Despite enthusiasm from payers and pharma companies for innovative drug reimbursement strategies linked to positive patient responses, negotiating such deals is no easy business.
Despite broad enthusiasm from payers and pharma companies to devise innovative drug reimbursement strategies linked to positive patient responses, negotiating such deals is no easy business. There’s much talk about forming performance-based risk-sharing arrangements (PBRSAs) between manufacturers and health plans and insurers, and some action in Europe and other industrial nations. But so far only a few deals have been announced in the U.S.
PBRSAs may become more common, though, as insurers gain more familiarity with value-based purchasing on the provider side, where federal policies are encouraging more contracting with hospitals and physician groups based on performance and savings. And pharma companies are learning to assess which payers may make good partners, based on whether a health plan has experience conducting value analyses, and a data system able to capture patient responses to a drug.
“We have had very collaborative discussions with pharma companies,” observed Michael Sherman, senior vice president & chief medical officer at Harvard Pilgrim Health Care of Massachusetts. “But it’s a big leap from discussions to putting something in place,” he said at the May 2016 annual meeting of the International Society for Pharmacoeconomics and Outcomes Research (ISPOR) in Washington , D.C. There’s no “template” for negotiating PBRSAs, and many moving parts, such as formulary tier placement for a drug engaged in a value-based deal. His plan looks for a clear relation of a drug to outcomes, whether that can be measured, if the pharma company is willing to deal, and what would be the benefit to the payer. Opportunities are likely where there is notable variability in patient response and the drug is overpriced, he noted. If we can do two or three deals over the next year, he said, “that will be a big success.”
Value-based contracts initially have focused on specialty drugs, but now are shifting to larger therapeutic areas, noted Kathleen Hughes, vice-president at Avalere Health. Avalere has linked up with Bristol-Myers Squibb (BMS) and Inovalon to support real-world outcomes and value-based contracting initiatives. And Cigna recently announced a PBRSA for new PCSK9 inhibitors with Amgen (for Repatha) and with Sanofi and Regeneron (for Praluent). The manufacturers will further discount the cost of the drugs for patients who fail to reduce LDL cholesterol to certain levels.

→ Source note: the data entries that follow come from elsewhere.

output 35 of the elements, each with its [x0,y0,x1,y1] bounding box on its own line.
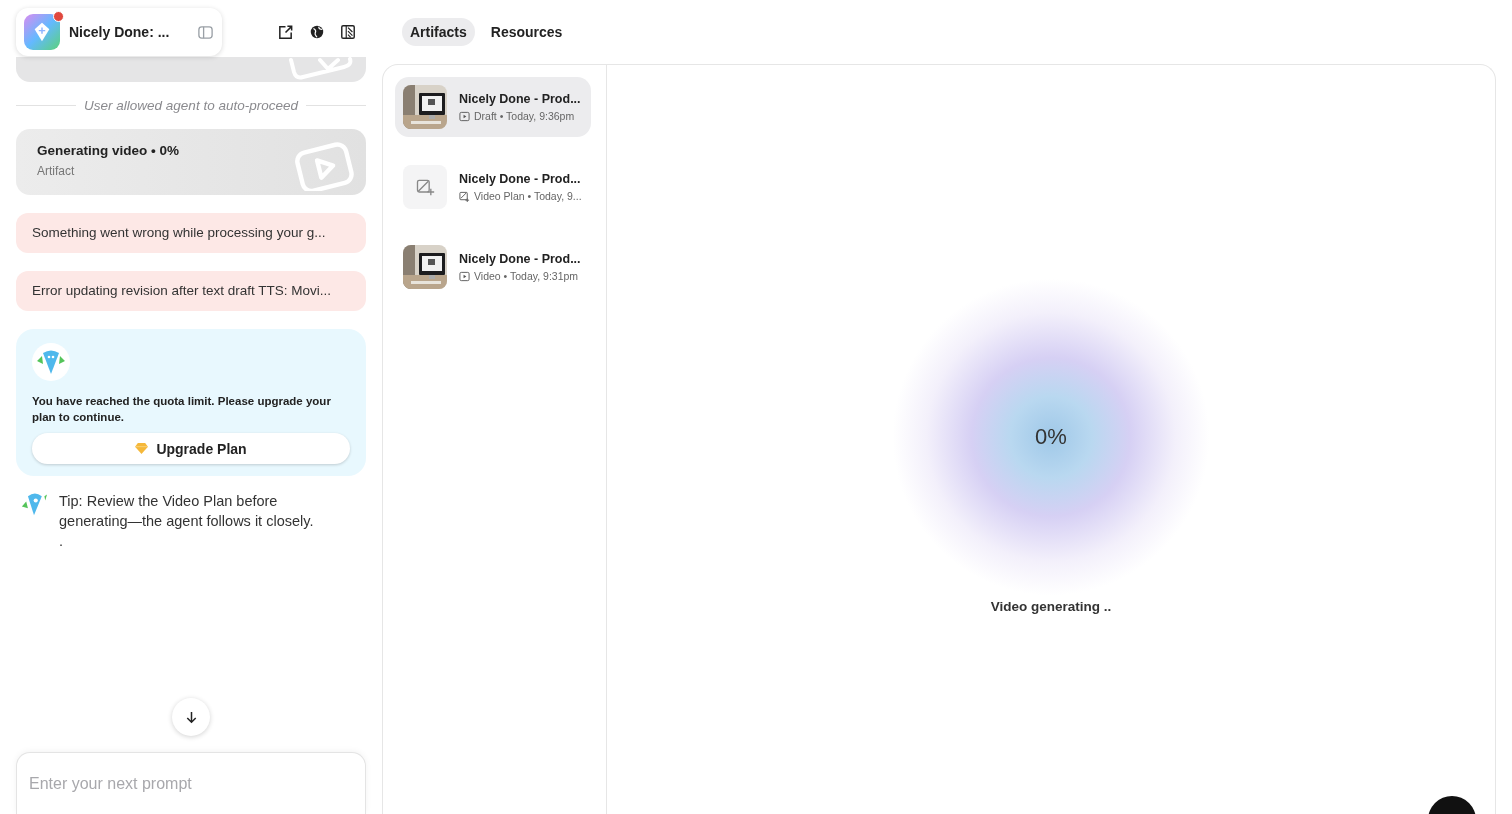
prompt-field[interactable]: Enter your next prompt [16,752,366,814]
diamond-icon [135,443,149,454]
app-logo-icon[interactable] [24,14,60,50]
external-link-icon[interactable] [277,23,294,41]
artifact-meta: Draft • Today, 9:36pm [474,109,575,123]
artifact-item[interactable]: Nicely Done - Prod... Video • Today, 9:31pm [395,237,591,297]
artifact-meta: Video Plan • Today, 9... [474,189,582,203]
project-title: Nicely Done: ... [69,24,171,40]
sidebar-toggle-icon[interactable] [197,23,214,41]
video-plan-icon [403,165,447,209]
artifact-label: Artifact [37,164,75,178]
upgrade-button[interactable]: Upgrade Plan [32,433,350,464]
globe-icon[interactable] [309,24,325,40]
progress-percent: 0% [1035,424,1067,450]
status-text: Video generating .. [990,599,1112,614]
artifact-item[interactable]: Nicely Done - Prod... Video Plan • Today, 9... [395,157,591,217]
error-message: Error updating revision after text draft TTS: Movi... [16,271,366,311]
error-message: Something went wrong while processing your g... [16,213,366,253]
tip-text: . [59,532,65,551]
artifact-meta: Video • Today, 9:31pm [474,269,579,283]
status-note: User allowed agent to auto-proceed [84,98,298,113]
tab[interactable]: Resources [482,18,571,46]
tab[interactable]: Artifacts [402,18,475,46]
artifact-title: Nicely Done - Prod... [459,91,581,107]
layout-icon[interactable] [340,24,356,40]
artifact-title: Nicely Done - Prod... [459,251,581,267]
tip-text: Tip: Review the Video Plan before generating—the agent follows it closely. [59,492,315,531]
mascot-icon [32,343,70,381]
quota-message: You have reached the quota limit. Please upgrade your plan to continue. [32,394,332,425]
edit-image-icon [459,190,470,202]
artifact-item[interactable]: Nicely Done - Prod... Draft • Today, 9:36pm [395,77,591,137]
artifact-card[interactable]: Generating video • 0% Artifact [16,129,366,195]
mascot-icon [19,491,49,517]
artifact-title: Nicely Done - Prod... [459,171,582,187]
artifact-title: Generating video • 0% [37,143,179,158]
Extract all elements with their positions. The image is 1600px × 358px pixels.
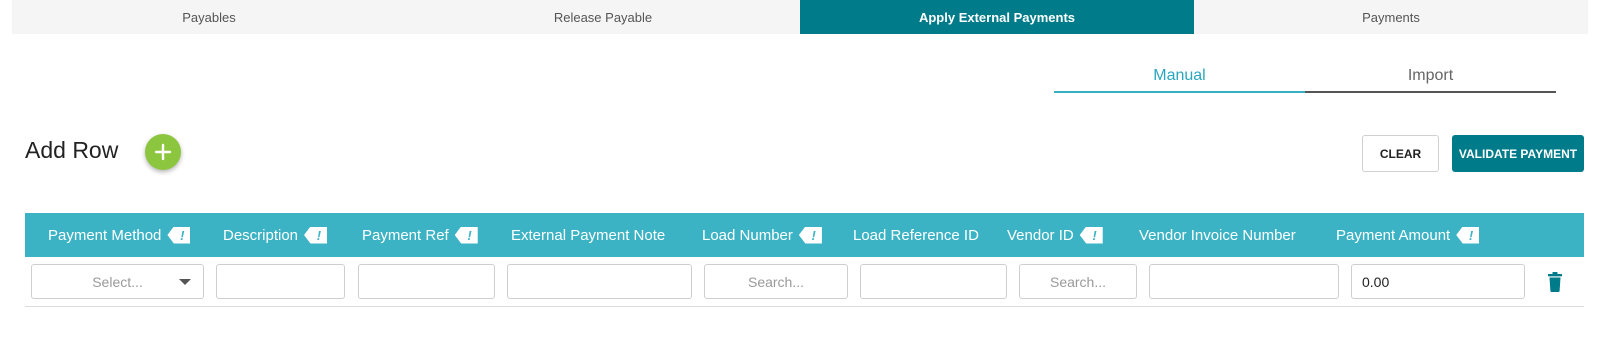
column-header-payment-ref: Payment Ref !	[362, 213, 478, 257]
column-label: Payment Method	[48, 226, 162, 244]
column-header-load-number: Load Number !	[702, 213, 822, 257]
payment-ref-input[interactable]	[358, 264, 495, 299]
column-header-load-reference-id: Load Reference ID	[853, 213, 979, 257]
tab-payables[interactable]: Payables	[12, 0, 406, 34]
column-header-external-payment-note: External Payment Note	[511, 213, 665, 257]
exclamation-tag-icon: !	[454, 226, 478, 244]
table-header: Payment Method ! Description ! Payment R…	[25, 213, 1584, 257]
column-label: Description	[223, 226, 299, 244]
external-payment-note-input[interactable]	[507, 264, 692, 299]
payment-method-select[interactable]: Select...	[31, 264, 204, 299]
chevron-down-icon	[179, 279, 191, 285]
select-placeholder: Select...	[92, 273, 143, 290]
tab-apply-external-payments[interactable]: Apply External Payments	[800, 0, 1194, 34]
load-reference-id-input[interactable]	[860, 264, 1007, 299]
tab-payments[interactable]: Payments	[1194, 0, 1588, 34]
exclamation-tag-icon: !	[167, 226, 191, 244]
trash-icon[interactable]	[1547, 272, 1563, 292]
column-label: Payment Amount	[1336, 226, 1451, 244]
column-header-vendor-invoice-number: Vendor Invoice Number	[1139, 213, 1296, 257]
top-tab-bar: Payables Release Payable Apply External …	[12, 0, 1588, 34]
validate-payment-button[interactable]: VALIDATE PAYMENT	[1452, 135, 1584, 172]
add-row-button[interactable]	[145, 134, 181, 170]
column-label: Vendor ID	[1007, 226, 1074, 244]
plus-icon	[154, 143, 172, 161]
add-row-title: Add Row	[25, 137, 119, 163]
tab-import[interactable]: Import	[1305, 62, 1556, 93]
column-label: External Payment Note	[511, 226, 666, 244]
vendor-invoice-number-input[interactable]	[1149, 264, 1339, 299]
payment-amount-input[interactable]	[1351, 264, 1525, 299]
exclamation-tag-icon: !	[798, 226, 822, 244]
column-header-description: Description !	[223, 213, 328, 257]
column-header-payment-amount: Payment Amount !	[1336, 213, 1480, 257]
tab-release-payable[interactable]: Release Payable	[406, 0, 800, 34]
exclamation-tag-icon: !	[304, 226, 328, 244]
vendor-id-search[interactable]	[1019, 264, 1137, 299]
column-header-payment-method: Payment Method !	[48, 213, 191, 257]
column-label: Vendor Invoice Number	[1139, 226, 1296, 244]
exclamation-tag-icon: !	[1079, 226, 1103, 244]
column-label: Load Reference ID	[853, 226, 979, 244]
table-row: Select...	[25, 257, 1584, 307]
description-input[interactable]	[216, 264, 345, 299]
exclamation-tag-icon: !	[1456, 226, 1480, 244]
entry-mode-tabs: Manual Import	[1054, 62, 1556, 93]
column-label: Load Number	[702, 226, 793, 244]
load-number-search[interactable]	[704, 264, 848, 299]
column-label: Payment Ref	[362, 226, 449, 244]
clear-button[interactable]: CLEAR	[1362, 135, 1439, 172]
tab-manual[interactable]: Manual	[1054, 62, 1305, 93]
column-header-vendor-id: Vendor ID !	[1007, 213, 1103, 257]
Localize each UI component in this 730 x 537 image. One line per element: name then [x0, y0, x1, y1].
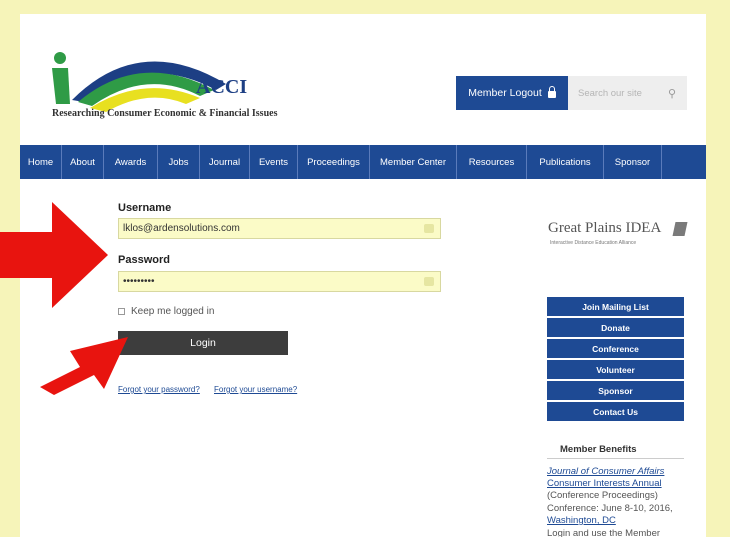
- annual-link[interactable]: Consumer Interests Annual: [547, 478, 697, 490]
- search-box[interactable]: ⚲: [568, 76, 687, 110]
- main-nav: Home About Awards Jobs Journal Events Pr…: [20, 145, 706, 179]
- forgot-username-link[interactable]: Forgot your username?: [214, 385, 297, 394]
- password-value: •••••••••: [123, 276, 155, 287]
- journal-link[interactable]: Journal of Consumer Affairs: [547, 466, 697, 478]
- nav-awards[interactable]: Awards: [104, 145, 158, 179]
- partner-mark-icon: [672, 222, 688, 236]
- conference-button[interactable]: Conference: [547, 339, 684, 358]
- page: ACCI Researching Consumer Economic & Fin…: [20, 14, 706, 537]
- divider: [547, 458, 684, 459]
- arrow-pointing-to-login-icon: [40, 337, 128, 395]
- keep-logged-in-label: Keep me logged in: [131, 306, 215, 317]
- nav-jobs[interactable]: Jobs: [158, 145, 200, 179]
- username-field[interactable]: lklos@ardensolutions.com: [118, 218, 441, 239]
- password-field[interactable]: •••••••••: [118, 271, 441, 292]
- arrow-pointing-to-fields-icon: [0, 202, 108, 308]
- forgot-password-link[interactable]: Forgot your password?: [118, 385, 200, 394]
- great-plains-idea-logo[interactable]: Great Plains IDEA Interactive Distance E…: [548, 220, 688, 260]
- member-benefits-title: Member Benefits: [560, 444, 637, 455]
- logo-text: ACCI: [196, 76, 248, 98]
- keep-logged-in[interactable]: Keep me logged in: [118, 306, 214, 317]
- logout-label: Member Logout: [468, 87, 542, 99]
- sponsor-button[interactable]: Sponsor: [547, 381, 684, 400]
- search-icon[interactable]: ⚲: [668, 87, 676, 100]
- join-mailing-list-button[interactable]: Join Mailing List: [547, 297, 684, 316]
- lock-icon: [547, 86, 556, 98]
- member-logout-button[interactable]: Member Logout: [456, 76, 568, 110]
- nav-proceedings[interactable]: Proceedings: [298, 145, 370, 179]
- login-button[interactable]: Login: [118, 331, 288, 355]
- nav-events[interactable]: Events: [250, 145, 298, 179]
- search-input[interactable]: [578, 87, 664, 99]
- partner-subtitle: Interactive Distance Education Alliance: [550, 240, 637, 246]
- location-link[interactable]: Washington, DC: [547, 515, 697, 527]
- nav-journal[interactable]: Journal: [200, 145, 250, 179]
- keep-logged-in-checkbox[interactable]: [118, 308, 125, 315]
- tagline: Researching Consumer Economic & Financia…: [52, 108, 278, 119]
- nav-about[interactable]: About: [62, 145, 104, 179]
- nav-home[interactable]: Home: [20, 145, 62, 179]
- donate-button[interactable]: Donate: [547, 318, 684, 337]
- contact-us-button[interactable]: Contact Us: [547, 402, 684, 421]
- conference-text: Conference: June 8-10, 2016,: [547, 503, 673, 514]
- nav-sponsor[interactable]: Sponsor: [604, 145, 662, 179]
- partner-title: Great Plains IDEA: [548, 220, 662, 236]
- username-label: Username: [118, 202, 172, 214]
- password-label: Password: [118, 254, 170, 266]
- autofill-icon: [424, 224, 434, 233]
- username-value: lklos@ardensolutions.com: [123, 223, 240, 234]
- autofill-icon: [424, 277, 434, 286]
- volunteer-button[interactable]: Volunteer: [547, 360, 684, 379]
- nav-publications[interactable]: Publications: [527, 145, 604, 179]
- proceedings-text: (Conference Proceedings): [547, 490, 658, 501]
- nav-member-center[interactable]: Member Center: [370, 145, 457, 179]
- nav-resources[interactable]: Resources: [457, 145, 527, 179]
- cutoff-text: Login and use the Member: [547, 528, 661, 537]
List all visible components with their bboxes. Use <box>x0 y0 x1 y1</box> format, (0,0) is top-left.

Such arrangements may be particularly tricky for cancer drugs, where health gains can be difficult to measure. Oncology outcomes may take more than a year to emerge, noted BMS senior vice president Michael Ryan at the ISPOR session. A marketer needs a predictive analytical model to show the payer, along with sound probability analysis around outcomes, he explained: “You have to do your homework.”
Jim Clement, executive director for industry relations & financial strategy at Aetna, noted that his firm doesn’t want to measure outcomes for periods exceeding 36 months, as many patients leave plans or change providers during that period. Similarly, outcomes for cardiovascular therapies take “longer to play out,” he noted. “You need to pick the right drugs, and the right manufacturing partners,” particularly those who have “digested internally” the value of pursuing discussions about PBRSAs.
The high cost of many rare disease drugs makes them appealing PBRSA targets, even though outcomes may be weak. And there are concerns about what to do for non-responders. With some 800 orphan drugs in the pipeline, Aetna will be looking for value-based contracts on some of these, said Clement, noting that such arrangements will require sophisticated IT systems that can replicate reimbursement models and collect data fairly quickly.
An important issue for all parties is to revise federal policies to support innovative contracting for drugs more clearly. This involves providing exceptions to Medicaid best-price requirements for value-based contracts, which could end up reducing payment for a drug to a level below best price.
Sherman said that Harvard-Pilgrim is looking for situations where it is particularly beneficial to have payment based on patient response, which tends to involve high-cost drugs with variable benefits. The aim is not to minimize drug spending, he noted, but to drive value, which could be seen in reduced hospitalizations and in more predictable costs for larger employers. Despite the multiple issues related to PBRSAs, Clement believes that “the future is bright” for such arrangements in order to get away from current discount models and to better correlate the value of a pharmaceutical to improvement in patients’ lives and reduced medical spend.